Under the proposal, the FDIC would eliminate a double-counting issue that arises with respect to a number of financial measures that are used to ascertain deposit insurance assessments for large and complex banks. Specifically, the proposal would amend the risk-based deposit insurance assessments by removing the double counting of certain CECL transitional amounts in some financial measures. This would address the fact that some deposit insurance assessment rates for large and highly complex banks do not accurately reflect such banks' risks to the FDIC's deposit insurance fund because certain CECL transitional amounts are included in the summation of both Tier 1 capital and reserves (which already include the implementation of CECL). The proposal would also recalibrate the calculation of the loss severity measures to address double-counting issues therein with respect to CECL transitional amounts.

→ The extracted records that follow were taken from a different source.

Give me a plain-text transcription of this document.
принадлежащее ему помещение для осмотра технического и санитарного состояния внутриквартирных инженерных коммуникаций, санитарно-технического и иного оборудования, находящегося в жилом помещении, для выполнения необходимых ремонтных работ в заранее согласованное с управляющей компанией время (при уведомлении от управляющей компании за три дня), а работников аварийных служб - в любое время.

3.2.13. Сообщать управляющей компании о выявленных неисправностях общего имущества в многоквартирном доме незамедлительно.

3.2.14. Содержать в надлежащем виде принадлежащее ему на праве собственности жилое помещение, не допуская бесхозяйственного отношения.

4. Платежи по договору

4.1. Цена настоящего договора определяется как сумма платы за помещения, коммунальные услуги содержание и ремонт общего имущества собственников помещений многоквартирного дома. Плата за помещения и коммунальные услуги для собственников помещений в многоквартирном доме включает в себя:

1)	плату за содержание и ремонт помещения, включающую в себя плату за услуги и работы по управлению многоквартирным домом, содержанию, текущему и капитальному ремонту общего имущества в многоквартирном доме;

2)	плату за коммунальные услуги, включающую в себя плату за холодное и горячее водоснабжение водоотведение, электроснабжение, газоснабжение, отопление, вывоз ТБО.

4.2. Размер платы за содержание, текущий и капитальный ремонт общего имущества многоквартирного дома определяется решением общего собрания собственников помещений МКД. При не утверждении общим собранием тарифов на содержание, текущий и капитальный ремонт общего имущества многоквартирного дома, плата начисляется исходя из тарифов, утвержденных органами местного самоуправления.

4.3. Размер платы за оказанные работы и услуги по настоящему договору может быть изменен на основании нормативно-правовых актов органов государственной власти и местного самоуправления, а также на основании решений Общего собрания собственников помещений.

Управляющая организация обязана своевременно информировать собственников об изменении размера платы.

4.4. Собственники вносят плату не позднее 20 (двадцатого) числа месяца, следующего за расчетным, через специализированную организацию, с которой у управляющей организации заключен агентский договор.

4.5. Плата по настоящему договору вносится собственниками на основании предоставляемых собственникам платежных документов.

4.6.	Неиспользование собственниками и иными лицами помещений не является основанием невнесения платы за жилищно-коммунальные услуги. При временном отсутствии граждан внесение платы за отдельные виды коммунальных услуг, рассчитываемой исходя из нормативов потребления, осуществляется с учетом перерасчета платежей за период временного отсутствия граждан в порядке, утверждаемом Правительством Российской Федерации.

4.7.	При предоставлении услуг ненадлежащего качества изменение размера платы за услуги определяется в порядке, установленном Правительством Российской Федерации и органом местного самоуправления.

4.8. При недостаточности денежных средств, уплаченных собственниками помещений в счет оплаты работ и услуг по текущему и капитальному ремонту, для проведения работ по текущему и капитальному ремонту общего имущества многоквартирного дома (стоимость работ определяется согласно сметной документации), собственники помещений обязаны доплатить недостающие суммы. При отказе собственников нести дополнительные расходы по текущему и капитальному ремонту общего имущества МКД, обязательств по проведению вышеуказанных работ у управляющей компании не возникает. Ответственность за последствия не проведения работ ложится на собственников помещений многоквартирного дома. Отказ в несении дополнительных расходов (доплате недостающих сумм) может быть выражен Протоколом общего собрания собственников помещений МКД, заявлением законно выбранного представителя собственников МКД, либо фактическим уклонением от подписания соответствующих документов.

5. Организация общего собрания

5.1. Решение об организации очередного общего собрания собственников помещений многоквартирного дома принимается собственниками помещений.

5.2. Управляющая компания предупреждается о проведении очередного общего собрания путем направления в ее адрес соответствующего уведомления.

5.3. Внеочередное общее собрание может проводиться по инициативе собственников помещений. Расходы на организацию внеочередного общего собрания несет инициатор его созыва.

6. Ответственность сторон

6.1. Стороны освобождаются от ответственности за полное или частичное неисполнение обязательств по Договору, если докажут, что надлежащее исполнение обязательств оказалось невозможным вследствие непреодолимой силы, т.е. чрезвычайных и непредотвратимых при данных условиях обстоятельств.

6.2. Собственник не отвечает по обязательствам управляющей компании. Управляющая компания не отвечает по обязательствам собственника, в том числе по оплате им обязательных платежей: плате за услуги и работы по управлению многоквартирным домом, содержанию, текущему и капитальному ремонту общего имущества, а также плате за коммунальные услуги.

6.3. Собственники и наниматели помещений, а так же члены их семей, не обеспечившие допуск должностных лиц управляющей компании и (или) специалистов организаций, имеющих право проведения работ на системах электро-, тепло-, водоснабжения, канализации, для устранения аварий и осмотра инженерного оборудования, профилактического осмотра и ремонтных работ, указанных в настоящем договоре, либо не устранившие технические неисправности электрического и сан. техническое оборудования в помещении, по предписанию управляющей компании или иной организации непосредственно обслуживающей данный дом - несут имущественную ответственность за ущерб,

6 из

The proposal is limited to the deposit insurance system as applied to large and highly complex banks. It would not impact the regulatory capital requirements or the regulatory capital relief that has allowed banking organizations to incrementally implement the CECL transition regarding regulatory capital. This means, specifically, that the FDIC would "continue to apply the CECL regulatory capital transition provisions, with the regulatory capital relief provided to address concerns that . . . unexpected economic conditions at the time of CECL adoption could result in higher-than-anticipated increases in allowances."

Comments on the proposal must be submitted within 30 days after its publication in the Federal Register.